2 year bonus clawback

Anyone has experience. About to sign a contract, but there is a clawback option for the bonus if you do not complete your 2 years as an analyst. 

Do companies really go after that? I mean, I could understand it when it comes to a signing bonus within the first 3 months but a full first years' bonus? 

Also, what happens to your tax? Obv. you get some 60-70% of your bonus, do they expect you to pay back 100%? 

Please enlighten me here monkeys of WSO

28 Comments
 

Signing/relocation full clawback isn’t unusual. Otherwise you could move to SF for free, and live off of signing for a few months until you find a new gig to mysteriously disappear from.

 

Usually no, but depends on firm and what you are fired for. Most reasonable contract will (mostly for legal reasons) balance protecting you so you don’t get screwed (you move across the country and get fired, and company wants the money) and the company (you move across the country, take the money, and quit). But if you mean fired “for cause” (you punch your MD) vs laid off/cut due to budget then they can try and get that back, but usually will only go after large amounts. 

 

Yes likely they will clawback unless you leave for a job where they don't want to upset you (e.g. you go to corp dev for a client after 1.5 years because you liked working with them on some deal in your first year)

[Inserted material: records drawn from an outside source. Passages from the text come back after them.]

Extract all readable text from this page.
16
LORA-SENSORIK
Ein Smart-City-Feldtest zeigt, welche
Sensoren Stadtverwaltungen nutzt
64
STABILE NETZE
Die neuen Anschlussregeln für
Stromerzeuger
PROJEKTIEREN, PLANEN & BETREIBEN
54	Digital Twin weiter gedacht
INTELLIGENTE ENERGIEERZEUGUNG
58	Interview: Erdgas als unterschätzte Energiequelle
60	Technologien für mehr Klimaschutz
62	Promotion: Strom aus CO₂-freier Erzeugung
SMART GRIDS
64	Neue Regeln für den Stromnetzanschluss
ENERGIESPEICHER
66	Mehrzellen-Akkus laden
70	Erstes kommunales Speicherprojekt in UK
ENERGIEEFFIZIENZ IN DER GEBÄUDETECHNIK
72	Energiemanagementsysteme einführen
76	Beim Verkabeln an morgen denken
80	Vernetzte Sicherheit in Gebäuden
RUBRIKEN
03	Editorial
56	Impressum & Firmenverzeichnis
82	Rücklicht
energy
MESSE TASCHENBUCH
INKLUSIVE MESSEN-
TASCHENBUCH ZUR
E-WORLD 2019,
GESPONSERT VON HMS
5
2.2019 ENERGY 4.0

You'll pay back 100%, and then the following April when you file your taxes you will get the tax that was withheld (~40%) on the bonus back in your refund. So you'll run a cash loss for the months in between

 

Seems like an excessive clawback. For signing bonuses/relocation I think clawback is reasonable, but not at 2 years. From experience, a 1-year clawback with decreasing % owed each month feels fair. By 6-months, if you left you would only owe 50% (or however it was exactly done) if you left. Not that it's a deal breaker, but something to consider I guess

 
Most Helpful

Clawback on anything other than signing bonus is not market. 

Send it back to HR with a redline scratching out the provision. Provide them both with a redline copy of the contract along with a clean version with your signature accompanied with an email stating you made an amendment to the contract as shown in the redline version, and that there is a clean version attached as well with your signature if changes are agreeable. If you are getting a signing bonus, you could also just make an amendment to the contract to only be applicable to the signing bonus which would specify things if the contract is just overly vague as currently written. 

This approach could play out a couple ways, they could not really care or notice and accept it, tell you they are not accepting the changes, or worst case scenario rescind your offer.